Algérie

Les raisons de l'instabilité



En 20 ans, Sonatrach a eu douze PDG, dont six durant les cinq dernières années, chacun restant en moyenne pas plus d'un an.n Après avoir pu se hisser parmi les dix premières compagnies pétrolières dans le monde au début des années 2000, le groupe public des hydrocarbures Sonatrach est aujourd'hui dépassé par au moins une vingtaine de groupes pétroliers internationaux. Sonatrach vit depuis quelques années déjà de graves difficultés de gestion. Le meilleur indice de cette mauvaise gouvernance est cette instabilité managériale à la tête de la compagnie.
Une instabilité managériale due, en partie, à une emprise du politique sur les rênes de la compagnie pétrolière nationale et qui n'a pas été sans conséquences sur les performances du groupe. En 20 ans, Sonatrach a eu 12 PDG, dont 6 durant les cinq dernières années, chacun restant en moyenne pas plus d'un an. On se souvient même que Chakib Khelil avait cumulé durant plusieurs mois la fonction de PDG de Sonatrach en même temps que la fonction de ministre.
"Cette instabilité est vraiment négative", avait déclaré, il y a quelques mois, sur les ondes de la radio nationale, Abdelmadjid Attar, ancien patron de Sonatrach. Récemment, l'ancien ministre de l'Energie et ancien PDG de Sonatrach, Sid-Ahmed Ghozali, a poussé un coup de gueule en appelant à "l'arrêt du massacre". Il est plus évident que la valse des PDG qui s'était opérée notamment en 2019 obéissait beaucoup plus à des considérations politiques.
Par souci de donner l'illusion de rupture avec l'ancien régime, les pouvoirs publics ne cessent depuis quelques mois de verser dans les décisions populistes, ponctuées de limogeages à tour de bras, loin de toutes considérations économiques. Pour Toufik Hasni, ancien vice-président de la compagnie, contacté par Liberté, l'emprise du politique dans la gestion de Sonatrach est un facteur important dans la situation que vit actuellement le groupe. Il a, à ce titre, plaidé pour la levée de cette emprise politique sur la compagnie.
Mais, a-t-il ajouté, ce n'est pas la seule raison. Toufik Hasni souligne que les affaires en justice auxquelles la compagnie a dû faire face durant ces dernières années ont influencé largement les performances de Sonatrach. Le scandale qu'a connu Sonatrach en 2010 et qui a engendré le démantèlement de son management et un départ massif au niveau de l'entreprise est ainsi un élément important dans la fragilisation de la compagnie.

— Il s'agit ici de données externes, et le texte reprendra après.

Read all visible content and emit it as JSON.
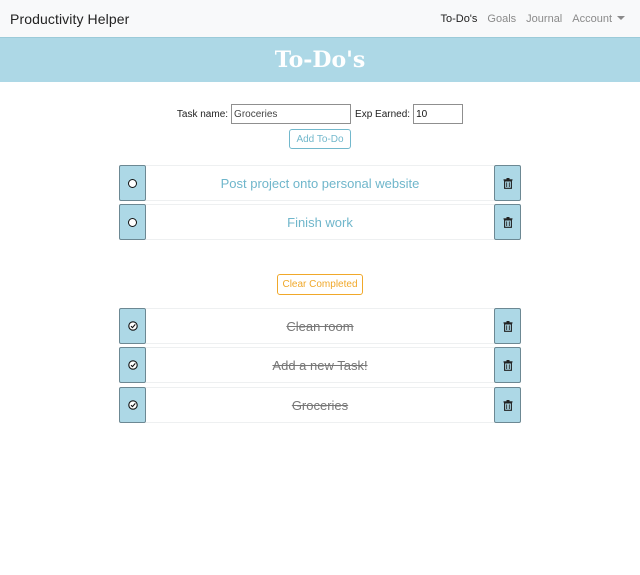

Celle-ci a, faut-il le rappeler, subi une saignée importante en matière de ressources humaines, notamment durant ces dernières années. L'ex-PDG de Sonatrach, Abdelmoumen Ould Kaddour, évoquait en 2018 le départ de 10 000 employés de la société. "Il n'y a pas que le facteur financier qui est mis en cause. C'est aussi parce qu'ils ont peur et ne se sentent pas en sécurité qu'ils ont choisi de quitter", avait déclaré Ould Kaddour.
Ce chiffre de 10 000 départs a interpellé Toufik Hasni, qui souligne la difficulté de remplacer tous ces départs notamment en qualité. L'ancien vice-président de Sonatrach regrette que l'expérience et les bonnes pratiques en matière de formation, capitalisées dans les années 70 au sein de Sonatrach, se soient dissipées depuis des années déjà. Et la relève censée reprendre les rênes semble faire défaut par manque de formation. Entre-temps, la situation continue de se dégrader.
Déclin de production des vieux gisements, retard dans la mise en service des nouveaux gisements de pétrole et de gaz, etc. Le déclin amorcé depuis maintenant une décennie concerne l'ensemble des hydrocarbures, et Sonatrach, faut-il le constater, ne donne pas l'impression de pouvoir enrayer ce mouvement baissier de la production. Le drame dans cette affaire est que le gouvernement refuse d'admettre l'évidence en mettant en avant le nouveau cadre réglementaire comme la planche de salut.
En effet, cette semaine, le ministre de l'Energie a affirmé que les changements récurrents des PDG de Sonatrach n'a pas d'impact ni sur l'entreprise ni vis-à-vis des partenaires étrangers. Intervenant sur les ondes de la radio nationale, le ministre de l'Energie a indiqué qu'il ne voyait pas une instabilité à Sonatrach. "C'est toujours le management de Sonatrach qui prend la tête de l'entreprise."